Author James Goss takes The Blood Cell as his first stab at writing a story for the Peter Capaldi Doctor and his companion, Clara, played by Jenna Louise Coleman. And he nails the pair of them! Though they spend much of this story apart, when they finally meet each other, their love/hate relationship and their endless bickering is wonderful to read in printed form. What is wonderful is that the Doctor, or Prisoner 428 as he is known for most of the novel, is evidently Capaldi, with Goss nailing the characterisation. He is brittle, blunt and can be breathtakingly rude! But he is also a little kinder than the one we see on television as we see him as a moral man, trying to do what is right but not one hundred percent sure as to why.
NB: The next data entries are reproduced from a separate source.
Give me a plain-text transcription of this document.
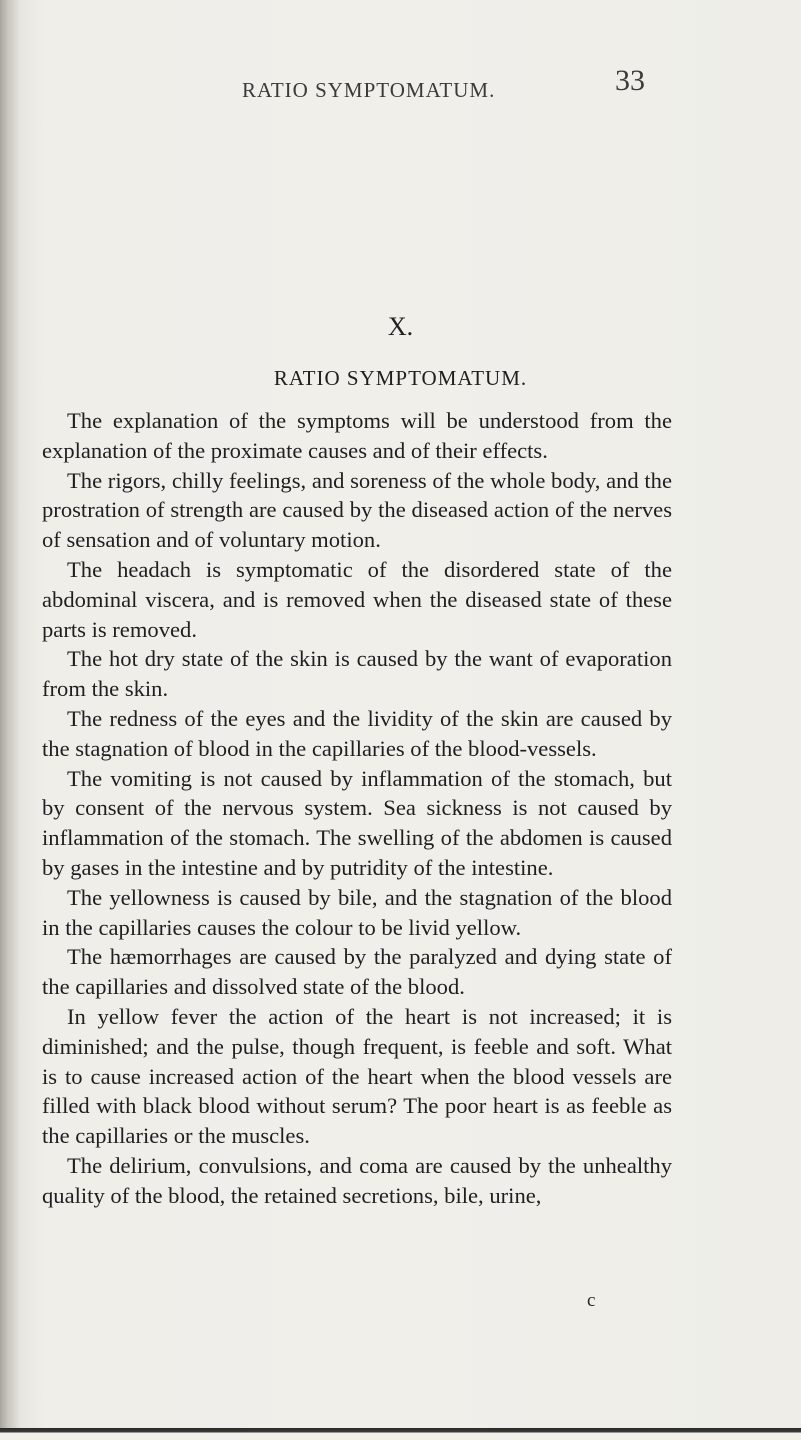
RATIO SYMPTOMATUM.	33
X.
RATIO SYMPTOMATUM.

The explanation of the symptoms will be understood from the explanation of the proximate causes and of their effects.

The rigors, chilly feelings, and soreness of the whole body, and the prostration of strength are caused by the diseased action of the nerves of sensation and of voluntary motion.

The headach is symptomatic of the disordered state of the abdominal viscera, and is removed when the diseased state of these parts is removed.

The hot dry state of the skin is caused by the want of evaporation from the skin.

The redness of the eyes and the lividity of the skin are caused by the stagnation of blood in the capillaries of the blood-vessels.

The vomiting is not caused by inflammation of the stomach, but by consent of the nervous system. Sea sickness is not caused by inflammation of the stomach. The swelling of the abdomen is caused by gases in the intestine and by putridity of the intestine.

The yellowness is caused by bile, and the stagnation of the blood in the capillaries causes the colour to be livid yellow.

The hæmorrhages are caused by the paralyzed and dying state of the capillaries and dissolved state of the blood.

In yellow fever the action of the heart is not increased; it is diminished; and the pulse, though frequent, is feeble and soft. What is to cause increased action of the heart when the blood vessels are filled with black blood without serum? The poor heart is as feeble as the capillaries or the muscles.

The delirium, convulsions, and coma are caused by the unhealthy quality of the blood, the retained secretions, bile, urine,

c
I was initially a little put off because this story is told through the use of first person narrative. The only Who book I have liked which is told through this manner was Bunker Soldiers, which we told the adventure through the eyes of First Doctor companion, Steven. And this tale is told through the eyes of the Governor, a broken, jaded and dejected man whose past glories are miles in the past and who wants to lead a quiet life at his new job. Goss does a good job at making the Governor interesting by making events spiral out of his control as the prison falls into chaos. There is also the strange Blood Cell which houses the monster, which is a nasty blob of human body parts who ultimately wants to know what it means to be human and have a proper life. This section of the book is grisly and dark and Goss wisely keeps the gore down due to the younger people reading it. What is done well is how the blood cell, for the most part, is left up to the imagination, as it is easier for human imagination to create something as completely inhuman as this creature. And there are the robotic custodians on hand who fulfil all the death ray needs.
The Blood Cell is a great novel, pacey, ingenious, readable and gloriously dark. While the first person narrative might put some people off, I would recommend giving it a try. It starts off a little slowly as we are introduced to the world the Doctor is in but once we get past the first death, the pace makes it hard to put the book down. I literally finished this book in two days! But ultimately, what this book is, is an interesting and different way in telling a traditional Doctor Who tale that manages to remain a Doctor Who story through and through!